しかし、スピーカーの故障といえば断線が圧倒的に多いはず。それが完全なショートでもなく、中途半端な値で抵抗値が小さくなるとは、理由がわからず頭を抱えてしまった。

早々にこれは素人の手に負えないと判断し、YOSHIDAスピーカーリペアサービスさんに修理をお願いした。昨年、GAUSSの故障でお世話になったばかりである。

ダイアフラムを確認したら、ボイスコイルと引き出し線との接続部分が腐食しており、ほとんど外れかかっていることが判明。当初観察された、DCRが低くなる現象とどう関連するのかは不明だが、とにかく不具合があったことがわかったので、修理してもらうことに。

数日前に修理が完了し戻ってきた。その日は外気温が非常に低かったせいで、ドライバー本体に触れると非常に冷えている。室温にならしてから音だしして動作確認。当然のことだが正常に出音。ほっと胸をなでおろす。

中古品を買うなら腕の確かなショップからにした方が良い。少々値段が高くても、長期にわたる安定性と信頼感には代えがたい。
どうしても安くあげたいのであれば、それなりのリスクを覚悟して臨むべきであろう。

ネットワーク2018年01月25日 19時32分26秒

ここ数週間、Dynaco MK3改造版とサークロトロンアンプとを交互に取り替えながら試聴を続けている。最初はボンついていた低音が落ち着いてくると、不思議な事にどんどん音が変わっていく。スピーカーはエージングが済んでいるものと思っていが、どうもそうではなかったらしい。アンプの力でエージングが加速されたのだろうか。

結局、中音ドライバーに使っている GAUSS HF-4000のレベルをどんどん落とすことになリ、気がついたら以前に比べて2dB程度減衰量を増やしてやっとバランスが取れた。

一方、ツイーターのJA-4202は、これまで0.1uFでHPFとしていたものが、もう少しレベルを上げたくなった。それで、試しに0.47uFに交換したところ、低音の姿かたちがよく見えるようになリ、こちらが正解となった。使用したのはロシア製テフロン・コンデンサである。手に取ってみるとずしりと重い。

以上のような経過をたどった結果、現状は以下のような配置に落ち着いた。回路図ではピンとこないので、珍しくポンチ絵を書いてみた。
これを見て、何かの間違いではないかと思わない人はいないだろう。
3Wayである。教科書によれば、6dB/octでつなぐなら少なくともLとCがそれぞれ2個必要なはずで、それが、LとCが1個ずつしかないとは。。ど素人のやることは、これだから困ったものだ、とお嘆きになる気持ちはわかる。

私も実際に教科書通りに部品を揃え、音を聴いてみた。

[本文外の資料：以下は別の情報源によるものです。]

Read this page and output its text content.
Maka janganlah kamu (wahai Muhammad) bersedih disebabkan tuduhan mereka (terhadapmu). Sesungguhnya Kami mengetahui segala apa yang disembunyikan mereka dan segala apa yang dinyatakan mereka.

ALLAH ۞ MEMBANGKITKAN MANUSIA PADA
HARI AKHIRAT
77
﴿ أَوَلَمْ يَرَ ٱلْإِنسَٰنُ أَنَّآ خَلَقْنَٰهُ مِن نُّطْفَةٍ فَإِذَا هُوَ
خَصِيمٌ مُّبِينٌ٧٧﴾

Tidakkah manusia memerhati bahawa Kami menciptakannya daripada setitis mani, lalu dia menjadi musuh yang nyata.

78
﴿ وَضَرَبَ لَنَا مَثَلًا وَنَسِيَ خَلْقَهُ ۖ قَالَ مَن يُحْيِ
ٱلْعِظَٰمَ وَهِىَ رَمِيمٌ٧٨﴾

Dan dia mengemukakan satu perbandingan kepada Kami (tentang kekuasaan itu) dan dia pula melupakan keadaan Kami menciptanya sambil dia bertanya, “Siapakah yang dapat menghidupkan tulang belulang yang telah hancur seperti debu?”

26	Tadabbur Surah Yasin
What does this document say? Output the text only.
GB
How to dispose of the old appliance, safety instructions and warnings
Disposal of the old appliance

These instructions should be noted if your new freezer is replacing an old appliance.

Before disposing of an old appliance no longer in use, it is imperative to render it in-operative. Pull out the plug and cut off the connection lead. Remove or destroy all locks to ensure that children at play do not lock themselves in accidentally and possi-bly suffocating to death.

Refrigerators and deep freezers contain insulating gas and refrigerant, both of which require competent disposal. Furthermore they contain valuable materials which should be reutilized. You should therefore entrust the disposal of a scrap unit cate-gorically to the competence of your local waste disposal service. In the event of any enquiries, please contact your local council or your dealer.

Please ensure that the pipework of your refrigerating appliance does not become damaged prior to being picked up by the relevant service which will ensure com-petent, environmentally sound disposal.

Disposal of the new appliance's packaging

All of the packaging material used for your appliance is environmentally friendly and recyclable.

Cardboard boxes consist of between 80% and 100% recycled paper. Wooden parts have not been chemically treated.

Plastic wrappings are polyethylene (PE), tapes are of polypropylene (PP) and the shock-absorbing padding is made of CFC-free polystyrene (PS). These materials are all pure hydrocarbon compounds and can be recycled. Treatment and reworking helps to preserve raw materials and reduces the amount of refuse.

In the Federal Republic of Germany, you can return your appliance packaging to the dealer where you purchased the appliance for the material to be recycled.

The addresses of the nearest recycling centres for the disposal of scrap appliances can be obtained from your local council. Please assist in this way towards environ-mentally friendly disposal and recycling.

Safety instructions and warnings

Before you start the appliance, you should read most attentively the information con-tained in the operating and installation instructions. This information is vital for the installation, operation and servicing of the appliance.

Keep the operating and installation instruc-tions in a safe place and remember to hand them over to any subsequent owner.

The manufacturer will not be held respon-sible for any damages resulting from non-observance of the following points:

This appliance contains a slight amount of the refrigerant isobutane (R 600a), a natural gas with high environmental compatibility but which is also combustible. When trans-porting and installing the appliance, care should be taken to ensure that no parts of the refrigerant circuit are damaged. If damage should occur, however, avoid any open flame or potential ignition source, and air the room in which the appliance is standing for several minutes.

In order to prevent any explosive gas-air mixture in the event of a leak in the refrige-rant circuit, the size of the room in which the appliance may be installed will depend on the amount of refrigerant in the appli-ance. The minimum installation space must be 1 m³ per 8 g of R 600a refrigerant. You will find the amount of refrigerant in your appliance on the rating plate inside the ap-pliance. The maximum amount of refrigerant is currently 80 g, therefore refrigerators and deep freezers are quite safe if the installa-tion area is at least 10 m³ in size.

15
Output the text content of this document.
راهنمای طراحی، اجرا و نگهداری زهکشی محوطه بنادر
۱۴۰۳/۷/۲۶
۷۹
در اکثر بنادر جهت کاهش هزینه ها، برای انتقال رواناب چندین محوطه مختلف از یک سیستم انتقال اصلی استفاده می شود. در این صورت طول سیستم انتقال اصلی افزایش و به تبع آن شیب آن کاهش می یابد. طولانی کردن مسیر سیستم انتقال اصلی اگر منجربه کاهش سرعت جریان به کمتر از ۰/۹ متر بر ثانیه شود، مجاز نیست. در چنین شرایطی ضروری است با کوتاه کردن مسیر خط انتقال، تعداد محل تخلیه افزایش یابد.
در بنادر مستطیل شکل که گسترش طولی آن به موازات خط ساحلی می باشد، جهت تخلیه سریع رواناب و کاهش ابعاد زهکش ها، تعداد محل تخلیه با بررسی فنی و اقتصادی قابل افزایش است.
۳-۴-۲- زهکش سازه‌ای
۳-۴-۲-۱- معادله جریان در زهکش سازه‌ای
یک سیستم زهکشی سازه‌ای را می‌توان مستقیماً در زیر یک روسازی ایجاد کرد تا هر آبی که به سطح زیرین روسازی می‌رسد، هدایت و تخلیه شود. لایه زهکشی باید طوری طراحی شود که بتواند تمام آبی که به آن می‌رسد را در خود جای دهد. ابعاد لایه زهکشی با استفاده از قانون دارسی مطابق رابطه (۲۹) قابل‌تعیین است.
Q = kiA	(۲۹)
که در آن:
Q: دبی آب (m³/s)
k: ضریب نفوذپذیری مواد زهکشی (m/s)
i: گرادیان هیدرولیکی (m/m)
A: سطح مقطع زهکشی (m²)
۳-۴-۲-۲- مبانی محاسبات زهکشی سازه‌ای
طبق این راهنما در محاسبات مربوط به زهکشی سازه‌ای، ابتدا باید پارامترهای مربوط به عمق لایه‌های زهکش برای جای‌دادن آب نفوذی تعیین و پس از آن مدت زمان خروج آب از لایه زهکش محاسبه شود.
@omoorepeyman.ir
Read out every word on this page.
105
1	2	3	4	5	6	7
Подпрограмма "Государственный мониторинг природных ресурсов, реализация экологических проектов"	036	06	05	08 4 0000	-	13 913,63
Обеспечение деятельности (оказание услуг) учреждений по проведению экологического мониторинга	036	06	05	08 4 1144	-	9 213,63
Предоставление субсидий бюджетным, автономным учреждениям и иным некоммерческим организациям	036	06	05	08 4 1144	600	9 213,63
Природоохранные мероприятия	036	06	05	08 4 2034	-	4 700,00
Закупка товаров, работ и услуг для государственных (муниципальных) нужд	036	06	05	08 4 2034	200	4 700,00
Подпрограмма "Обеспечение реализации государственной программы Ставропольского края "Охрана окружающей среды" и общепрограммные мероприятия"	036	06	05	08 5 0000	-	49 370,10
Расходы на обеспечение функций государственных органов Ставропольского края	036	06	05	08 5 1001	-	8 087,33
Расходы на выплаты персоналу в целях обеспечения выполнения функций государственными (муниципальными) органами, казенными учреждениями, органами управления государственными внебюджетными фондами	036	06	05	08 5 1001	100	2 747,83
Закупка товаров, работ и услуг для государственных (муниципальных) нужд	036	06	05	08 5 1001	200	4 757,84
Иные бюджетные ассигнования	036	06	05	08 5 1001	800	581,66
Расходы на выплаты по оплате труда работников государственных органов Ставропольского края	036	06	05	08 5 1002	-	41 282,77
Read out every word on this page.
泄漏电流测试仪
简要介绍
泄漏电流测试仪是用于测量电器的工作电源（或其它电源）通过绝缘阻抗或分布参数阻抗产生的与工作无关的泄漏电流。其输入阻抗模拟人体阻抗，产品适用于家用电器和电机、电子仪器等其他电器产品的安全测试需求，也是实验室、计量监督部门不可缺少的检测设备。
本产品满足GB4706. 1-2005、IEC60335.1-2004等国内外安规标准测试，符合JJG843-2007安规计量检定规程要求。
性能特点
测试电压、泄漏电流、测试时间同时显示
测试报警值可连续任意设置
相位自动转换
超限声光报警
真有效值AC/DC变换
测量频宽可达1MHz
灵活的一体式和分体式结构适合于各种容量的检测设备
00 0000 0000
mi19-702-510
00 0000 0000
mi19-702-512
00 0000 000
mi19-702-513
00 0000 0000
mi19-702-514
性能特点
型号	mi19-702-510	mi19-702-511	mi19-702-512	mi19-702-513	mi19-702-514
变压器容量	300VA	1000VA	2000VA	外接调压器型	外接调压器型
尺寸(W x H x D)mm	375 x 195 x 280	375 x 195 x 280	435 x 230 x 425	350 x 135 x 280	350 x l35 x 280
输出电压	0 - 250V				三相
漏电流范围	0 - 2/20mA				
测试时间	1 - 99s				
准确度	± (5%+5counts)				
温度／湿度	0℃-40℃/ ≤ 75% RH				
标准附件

ところが活気がなくて、実につまらない。理論と音と、どちらを取るかと言えば、音を取るに決まっている。理論が良くても音が悪ければ、そこにどんな存在意義があるのだろうか。

この接続で問題となるのはウーハーの高域成分が十分に減衰しないことである。しかしどんなに耳を澄まして聴いても、不具合を感じない。多分私の耳が悪いのかもしれない。むしろ、上と下がスムースにつながっていて、実に違和感がなく聴こえるのでこれ以上いじる意欲がわいてこない。困ったものである。

実装状態は簡素で、あっけない。ネットを散策していると、たまにWesternのオイルコンなどを何個も連ねて腰が抜けそうなほど大掛かりなものを使っておられる方に出くわすが、それに比べれば実につつましい。

暖かくなったらもう少しまもともな姿にしてやりたいのだが、このままになってしまいそうな気もする。